5c) The view is very simple, there is not much programming there, just the code to bind the query result to a table. Also, I created a very simple view, just with the table and the binding query, with no additional scripts there and the behavior was the same. Guessing, I think that after closing the session, the Gateway recycles the memory, but for any reason, something has been kept alive there that gets memory again.

Thanks.

Vision runs all of its scripting and calculations and property bindings in the Vision Client (local to the user). Perspective runs all of its scripting and calculations and property bindings in the Gateway. Perspective only runs its own javascript in the client browser (and javascript provided in 3rd-party add-on modules for Perspective).

Trend traffic for Vision (along with all other DB results) is transferred as datasets, which, as low-level, column-optimized binary objects, tend to be relatively small both in gateway memory and on the wire to the client. Trend traffic for Perspective has to be converted from dataset form into JSON in the gateway to then transfer to the client browser. Ignition's row-oriented JSON for datasets is anything but efficient, both in the gateway and on the wire to the client.

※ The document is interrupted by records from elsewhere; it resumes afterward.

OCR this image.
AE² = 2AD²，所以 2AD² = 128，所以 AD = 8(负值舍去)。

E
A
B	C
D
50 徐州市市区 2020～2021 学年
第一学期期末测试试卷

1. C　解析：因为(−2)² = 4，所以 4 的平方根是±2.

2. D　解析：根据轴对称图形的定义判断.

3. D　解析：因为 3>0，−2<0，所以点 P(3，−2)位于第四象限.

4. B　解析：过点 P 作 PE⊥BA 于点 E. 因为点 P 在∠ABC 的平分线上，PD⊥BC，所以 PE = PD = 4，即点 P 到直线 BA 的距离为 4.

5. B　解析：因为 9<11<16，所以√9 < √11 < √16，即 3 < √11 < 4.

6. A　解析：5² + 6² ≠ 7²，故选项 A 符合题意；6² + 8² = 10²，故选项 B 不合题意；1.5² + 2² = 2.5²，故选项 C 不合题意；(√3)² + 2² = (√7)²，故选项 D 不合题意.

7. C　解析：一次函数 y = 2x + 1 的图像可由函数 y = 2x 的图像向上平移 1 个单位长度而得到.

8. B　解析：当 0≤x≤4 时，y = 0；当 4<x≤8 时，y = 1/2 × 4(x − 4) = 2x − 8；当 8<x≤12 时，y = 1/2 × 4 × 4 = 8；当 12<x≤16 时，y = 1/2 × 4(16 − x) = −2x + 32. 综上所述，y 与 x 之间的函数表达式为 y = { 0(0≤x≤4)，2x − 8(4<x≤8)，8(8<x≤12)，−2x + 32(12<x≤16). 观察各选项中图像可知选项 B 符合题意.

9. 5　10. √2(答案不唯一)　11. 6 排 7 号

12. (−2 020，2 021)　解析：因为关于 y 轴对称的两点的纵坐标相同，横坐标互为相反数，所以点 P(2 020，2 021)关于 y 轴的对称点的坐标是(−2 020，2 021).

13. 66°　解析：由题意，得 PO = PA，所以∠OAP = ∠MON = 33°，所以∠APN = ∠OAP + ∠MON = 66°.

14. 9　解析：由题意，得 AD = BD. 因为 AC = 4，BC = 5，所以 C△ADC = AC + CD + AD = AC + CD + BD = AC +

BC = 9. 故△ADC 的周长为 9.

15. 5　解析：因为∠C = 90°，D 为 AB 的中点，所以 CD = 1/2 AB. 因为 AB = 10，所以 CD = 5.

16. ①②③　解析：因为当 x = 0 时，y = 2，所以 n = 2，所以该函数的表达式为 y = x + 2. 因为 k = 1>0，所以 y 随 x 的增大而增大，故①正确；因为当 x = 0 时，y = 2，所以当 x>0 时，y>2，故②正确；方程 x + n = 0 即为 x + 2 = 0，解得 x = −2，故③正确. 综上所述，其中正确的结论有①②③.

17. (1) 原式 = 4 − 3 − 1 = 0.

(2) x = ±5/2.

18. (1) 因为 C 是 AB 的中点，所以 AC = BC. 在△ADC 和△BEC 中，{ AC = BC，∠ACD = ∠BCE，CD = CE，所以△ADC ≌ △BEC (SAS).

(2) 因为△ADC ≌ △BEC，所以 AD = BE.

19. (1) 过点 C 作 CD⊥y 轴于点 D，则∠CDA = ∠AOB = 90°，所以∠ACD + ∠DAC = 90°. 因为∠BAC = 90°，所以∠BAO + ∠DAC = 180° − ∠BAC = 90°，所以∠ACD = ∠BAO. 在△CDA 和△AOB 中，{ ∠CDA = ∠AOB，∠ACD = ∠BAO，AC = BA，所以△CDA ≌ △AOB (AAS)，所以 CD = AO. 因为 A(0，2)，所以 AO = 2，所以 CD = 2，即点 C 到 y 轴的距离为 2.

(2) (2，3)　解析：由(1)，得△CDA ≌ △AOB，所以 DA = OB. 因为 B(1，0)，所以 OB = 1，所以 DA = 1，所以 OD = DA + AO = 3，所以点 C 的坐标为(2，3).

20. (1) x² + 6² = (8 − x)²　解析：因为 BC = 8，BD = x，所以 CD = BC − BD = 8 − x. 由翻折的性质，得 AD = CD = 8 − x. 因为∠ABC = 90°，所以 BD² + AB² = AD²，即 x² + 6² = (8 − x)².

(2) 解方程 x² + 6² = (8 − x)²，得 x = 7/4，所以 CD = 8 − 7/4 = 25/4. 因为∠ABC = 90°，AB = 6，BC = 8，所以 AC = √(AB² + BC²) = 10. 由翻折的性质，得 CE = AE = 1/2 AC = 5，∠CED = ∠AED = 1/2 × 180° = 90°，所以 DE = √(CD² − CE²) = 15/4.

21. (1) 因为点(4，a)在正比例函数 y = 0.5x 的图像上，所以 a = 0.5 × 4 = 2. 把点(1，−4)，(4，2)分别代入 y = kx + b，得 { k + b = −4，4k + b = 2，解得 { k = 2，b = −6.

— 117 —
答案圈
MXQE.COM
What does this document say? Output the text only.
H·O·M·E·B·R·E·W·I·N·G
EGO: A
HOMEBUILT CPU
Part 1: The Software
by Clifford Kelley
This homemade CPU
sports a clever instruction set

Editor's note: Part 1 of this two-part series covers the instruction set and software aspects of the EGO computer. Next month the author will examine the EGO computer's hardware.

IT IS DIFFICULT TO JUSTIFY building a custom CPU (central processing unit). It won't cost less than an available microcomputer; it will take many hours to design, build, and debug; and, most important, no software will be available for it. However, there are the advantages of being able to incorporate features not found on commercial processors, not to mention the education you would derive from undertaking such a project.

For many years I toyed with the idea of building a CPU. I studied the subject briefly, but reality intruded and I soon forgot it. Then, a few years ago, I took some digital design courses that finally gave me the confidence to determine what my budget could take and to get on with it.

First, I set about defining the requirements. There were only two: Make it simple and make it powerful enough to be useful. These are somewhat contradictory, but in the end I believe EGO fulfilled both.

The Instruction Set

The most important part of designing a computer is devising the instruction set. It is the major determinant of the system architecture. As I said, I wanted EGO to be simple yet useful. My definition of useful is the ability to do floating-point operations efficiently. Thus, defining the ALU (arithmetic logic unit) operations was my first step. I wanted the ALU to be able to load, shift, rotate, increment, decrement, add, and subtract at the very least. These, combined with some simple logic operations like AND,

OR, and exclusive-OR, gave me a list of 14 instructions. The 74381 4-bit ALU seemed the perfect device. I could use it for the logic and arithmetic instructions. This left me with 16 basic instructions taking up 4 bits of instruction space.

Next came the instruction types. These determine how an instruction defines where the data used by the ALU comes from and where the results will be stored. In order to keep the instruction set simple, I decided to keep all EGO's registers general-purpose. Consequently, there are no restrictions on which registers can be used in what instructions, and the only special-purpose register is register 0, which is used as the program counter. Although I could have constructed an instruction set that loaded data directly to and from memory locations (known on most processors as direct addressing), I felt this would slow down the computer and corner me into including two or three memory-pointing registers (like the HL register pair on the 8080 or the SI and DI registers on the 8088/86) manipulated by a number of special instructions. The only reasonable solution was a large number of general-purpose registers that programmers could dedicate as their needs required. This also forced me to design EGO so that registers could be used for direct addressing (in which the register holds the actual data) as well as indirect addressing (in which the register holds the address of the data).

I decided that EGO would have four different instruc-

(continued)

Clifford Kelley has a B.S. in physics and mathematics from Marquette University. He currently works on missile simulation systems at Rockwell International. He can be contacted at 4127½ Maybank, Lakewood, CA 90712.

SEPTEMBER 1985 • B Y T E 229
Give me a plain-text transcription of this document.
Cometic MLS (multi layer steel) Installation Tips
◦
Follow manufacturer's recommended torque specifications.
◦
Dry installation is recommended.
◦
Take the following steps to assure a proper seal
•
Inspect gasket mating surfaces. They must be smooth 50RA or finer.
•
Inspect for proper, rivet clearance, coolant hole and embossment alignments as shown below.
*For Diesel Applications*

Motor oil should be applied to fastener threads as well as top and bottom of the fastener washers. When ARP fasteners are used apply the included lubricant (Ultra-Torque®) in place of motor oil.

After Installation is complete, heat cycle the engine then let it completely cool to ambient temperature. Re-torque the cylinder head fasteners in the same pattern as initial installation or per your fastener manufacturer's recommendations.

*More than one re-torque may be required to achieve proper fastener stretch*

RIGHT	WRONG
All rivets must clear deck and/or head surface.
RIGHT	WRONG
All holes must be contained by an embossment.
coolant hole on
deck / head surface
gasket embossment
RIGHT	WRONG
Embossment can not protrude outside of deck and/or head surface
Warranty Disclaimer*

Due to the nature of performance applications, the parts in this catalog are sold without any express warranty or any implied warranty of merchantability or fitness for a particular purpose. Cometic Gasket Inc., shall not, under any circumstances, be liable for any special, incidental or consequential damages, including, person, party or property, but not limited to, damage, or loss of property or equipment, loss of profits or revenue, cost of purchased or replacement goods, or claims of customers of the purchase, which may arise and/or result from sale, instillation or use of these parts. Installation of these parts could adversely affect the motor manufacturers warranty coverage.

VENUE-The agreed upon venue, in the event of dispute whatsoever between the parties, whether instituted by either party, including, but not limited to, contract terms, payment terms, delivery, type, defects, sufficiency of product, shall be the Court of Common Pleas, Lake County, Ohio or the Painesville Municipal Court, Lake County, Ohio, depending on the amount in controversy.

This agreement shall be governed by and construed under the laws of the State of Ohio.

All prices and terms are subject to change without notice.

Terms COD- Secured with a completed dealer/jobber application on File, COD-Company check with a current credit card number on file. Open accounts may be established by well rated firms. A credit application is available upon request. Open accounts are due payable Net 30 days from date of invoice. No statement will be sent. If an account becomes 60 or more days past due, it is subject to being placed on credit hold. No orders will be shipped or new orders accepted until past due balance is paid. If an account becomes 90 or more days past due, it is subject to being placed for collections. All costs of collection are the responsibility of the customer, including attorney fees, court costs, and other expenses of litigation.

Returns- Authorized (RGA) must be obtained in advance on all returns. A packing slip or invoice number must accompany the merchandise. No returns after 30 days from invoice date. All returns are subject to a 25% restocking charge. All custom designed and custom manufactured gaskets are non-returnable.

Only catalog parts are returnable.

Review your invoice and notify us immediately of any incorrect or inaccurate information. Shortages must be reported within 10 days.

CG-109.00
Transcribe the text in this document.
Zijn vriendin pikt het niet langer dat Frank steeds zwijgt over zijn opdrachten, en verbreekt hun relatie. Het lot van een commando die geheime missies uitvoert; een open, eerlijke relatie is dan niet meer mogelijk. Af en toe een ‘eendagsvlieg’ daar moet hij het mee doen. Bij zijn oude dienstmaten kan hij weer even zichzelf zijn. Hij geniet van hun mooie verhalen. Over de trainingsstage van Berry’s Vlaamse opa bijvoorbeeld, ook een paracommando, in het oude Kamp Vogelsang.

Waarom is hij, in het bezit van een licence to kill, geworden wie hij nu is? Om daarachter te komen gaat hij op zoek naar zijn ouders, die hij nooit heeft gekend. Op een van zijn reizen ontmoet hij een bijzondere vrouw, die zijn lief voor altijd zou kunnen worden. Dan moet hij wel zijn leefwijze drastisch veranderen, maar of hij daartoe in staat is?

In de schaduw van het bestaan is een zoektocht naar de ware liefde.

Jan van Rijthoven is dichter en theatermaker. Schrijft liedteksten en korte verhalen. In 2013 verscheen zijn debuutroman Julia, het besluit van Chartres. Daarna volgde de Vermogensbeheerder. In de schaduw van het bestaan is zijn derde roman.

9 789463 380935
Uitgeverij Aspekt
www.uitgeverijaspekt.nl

Ergo, Perspective clients load a gateway (and network) much more than Vision clients.

I'm not sure why your Perspective session isn't cleaning up. All of its code and bindings would have to be reviewed. Note that Perspective depends on timeouts to detect when a browser tab has been closed, as browsers aren't very cooperative (from a webserver's viewpoint) when a user close a tab. If you've set your Perspective session timeout very high, you might see stuff like this. You might want to contact support to look more closely.

Thank you Phil for your detailed explanations. I'd be satisfied if at the end of all of this comments, I could have a final opinion about the reported sawteeth. I mean, if after restart, with all clients and devices connected and shownig the landing page, the Gateway is taken less than 1GB from the heap as you can see in the snapshot. Entering in a situation showing sawteeth toggling between 2GB and 5 GB with the same clients showing the landing page after two days is not normal and something is wrong in the code.

Does that situation always start with opening the diagnostics view? If so, then something in the diagnostics view is doing it. It could be your code. It could be an IA bug in some component that you are using. Anyways, you aren't going to get the answer you want from this forum with the level of detail you've provided. I recommend you ask support to help you if you aren't able to audit the code yourself.